Fine structure arises from relativistic corrections to kinetic energy and spin-orbit coupling, splitting degenerate levels into states labeled by total angular momentum j. Hyperfine structure results from interaction between electron and nuclear spins. Both effects are small corrections crucial for precision spectroscopy and atomic clocks.
The Bohr model and the Schrödinger hydrogen atom give energy levels En = −13.6 eV / n². At a given n, states with different orbital quantum number ℓ are predicted to be exactly degenerate. Experimentally, they are not — spectral lines that appear single under low resolution split into closely spaced components when examined carefully. This fine structure is the imprint of two relativistic effects that the non-relativistic Schrödinger equation ignores.
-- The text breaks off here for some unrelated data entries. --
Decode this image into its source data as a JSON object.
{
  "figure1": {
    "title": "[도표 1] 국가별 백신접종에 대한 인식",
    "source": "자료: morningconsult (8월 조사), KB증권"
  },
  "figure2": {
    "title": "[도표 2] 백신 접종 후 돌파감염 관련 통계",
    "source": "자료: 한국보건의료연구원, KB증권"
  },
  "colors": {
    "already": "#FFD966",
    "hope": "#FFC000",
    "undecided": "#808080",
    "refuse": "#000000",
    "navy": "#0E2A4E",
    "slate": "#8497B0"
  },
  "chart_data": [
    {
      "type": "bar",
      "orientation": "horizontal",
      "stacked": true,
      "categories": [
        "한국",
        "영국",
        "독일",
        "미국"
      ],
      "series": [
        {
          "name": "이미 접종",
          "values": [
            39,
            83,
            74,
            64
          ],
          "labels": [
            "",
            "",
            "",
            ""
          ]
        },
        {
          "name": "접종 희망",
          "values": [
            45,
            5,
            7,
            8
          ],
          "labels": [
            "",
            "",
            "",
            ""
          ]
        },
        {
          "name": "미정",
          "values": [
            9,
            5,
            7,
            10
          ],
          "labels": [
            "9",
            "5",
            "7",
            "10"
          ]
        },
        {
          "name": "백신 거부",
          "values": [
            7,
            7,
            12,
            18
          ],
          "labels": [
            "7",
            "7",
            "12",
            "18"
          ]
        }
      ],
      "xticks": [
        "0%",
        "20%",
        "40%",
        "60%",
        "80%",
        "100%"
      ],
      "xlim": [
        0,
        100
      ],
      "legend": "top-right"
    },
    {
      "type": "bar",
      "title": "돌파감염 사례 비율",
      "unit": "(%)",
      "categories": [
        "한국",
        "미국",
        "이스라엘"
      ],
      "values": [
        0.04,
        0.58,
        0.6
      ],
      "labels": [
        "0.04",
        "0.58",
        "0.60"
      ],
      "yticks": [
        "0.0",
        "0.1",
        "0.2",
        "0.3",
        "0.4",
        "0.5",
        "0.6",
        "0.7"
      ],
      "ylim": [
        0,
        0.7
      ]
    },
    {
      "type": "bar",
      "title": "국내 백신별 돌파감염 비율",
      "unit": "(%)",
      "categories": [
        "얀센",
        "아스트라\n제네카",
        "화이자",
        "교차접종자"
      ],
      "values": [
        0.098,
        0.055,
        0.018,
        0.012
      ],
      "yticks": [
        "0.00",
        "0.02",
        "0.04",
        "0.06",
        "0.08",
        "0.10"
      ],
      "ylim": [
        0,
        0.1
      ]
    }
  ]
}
The first correction is relativistic kinetic energy. The non-relativistic kinetic energy p²/2m is just the leading term in the relativistic expansion T = mc²(γ−1) ≈ p²/2m − p⁴/8m³c² + .... The next term −p⁴/8m³c² acts as a perturbation on the Schrödinger states. It is negative and largest for states where the electron has high momentum (small ℓ, which brings the electron close to the nucleus), so it lowers those levels preferentially, breaking the ℓ degeneracy. The second correction is spin-orbit coupling, which you already know from your prerequisite: the interaction between the electron's intrinsic spin and the magnetic field it sees due to its orbital motion around the nucleus. This interaction is proportional to L·S and also breaks the ℓ degeneracy — but in a way that depends on the relative orientation of L and S.
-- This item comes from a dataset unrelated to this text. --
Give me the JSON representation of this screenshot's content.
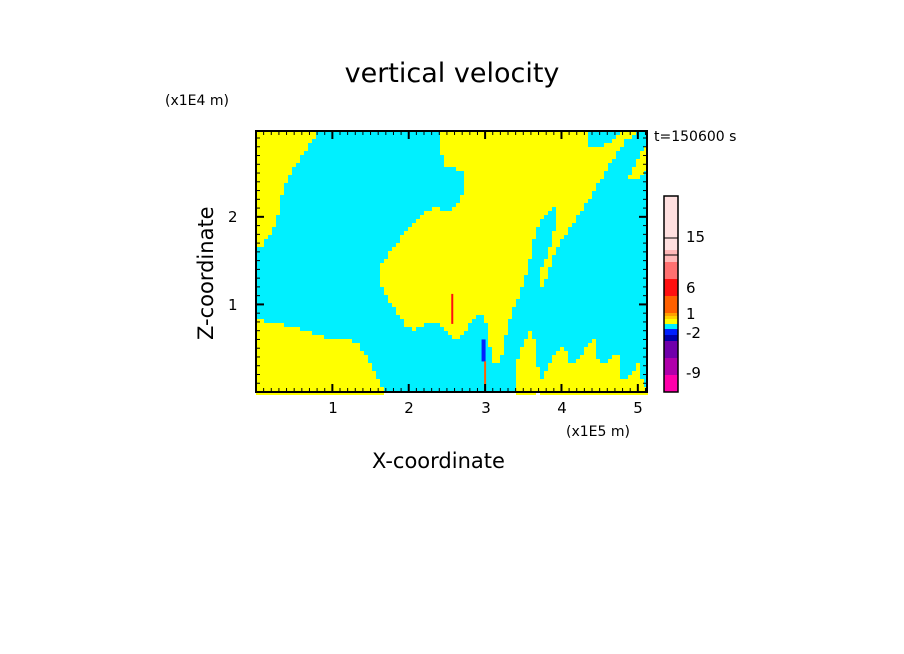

Because both effects mix orbital and spin degrees of freedom, neither L nor S is individually conserved; instead, the total angular momentum j = ℓ + s is the good quantum number. The fine-structure energy depends on n and j but not on ℓ and mⱼ separately — a result called the j-degeneracy that survives even after both corrections are applied (it is lifted further only by the Lamb shift, a quantum electrodynamics effect). States are labeled by spectroscopic notation nˡⱼ (e.g., 2p₁/₂ and 2p₃/₂), where the subscript j distinguishes the split levels. The energy splitting scales as α² × (13.6 eV / n³), where α ≈ 1/137 is the fine structure constant — which is precisely why this whole phenomenon is called fine structure.
Hyperfine structure is a further, much smaller splitting caused by the interaction between the electron's magnetic moment and the nuclear magnetic moment. The proton's magnetic moment is about 1/1836 times the electron's (mass ratio), so hyperfine splittings are roughly 1000× smaller than fine-structure splittings. The most famous example is the 21-cm hydrogen line (hyperfine transition of the ground state 1s), used in radio astronomy. The cesium hyperfine transition at 9,192,631,770 Hz is the definition of the SI second, illustrating how these "tiny" corrections underpin modern precision metrology.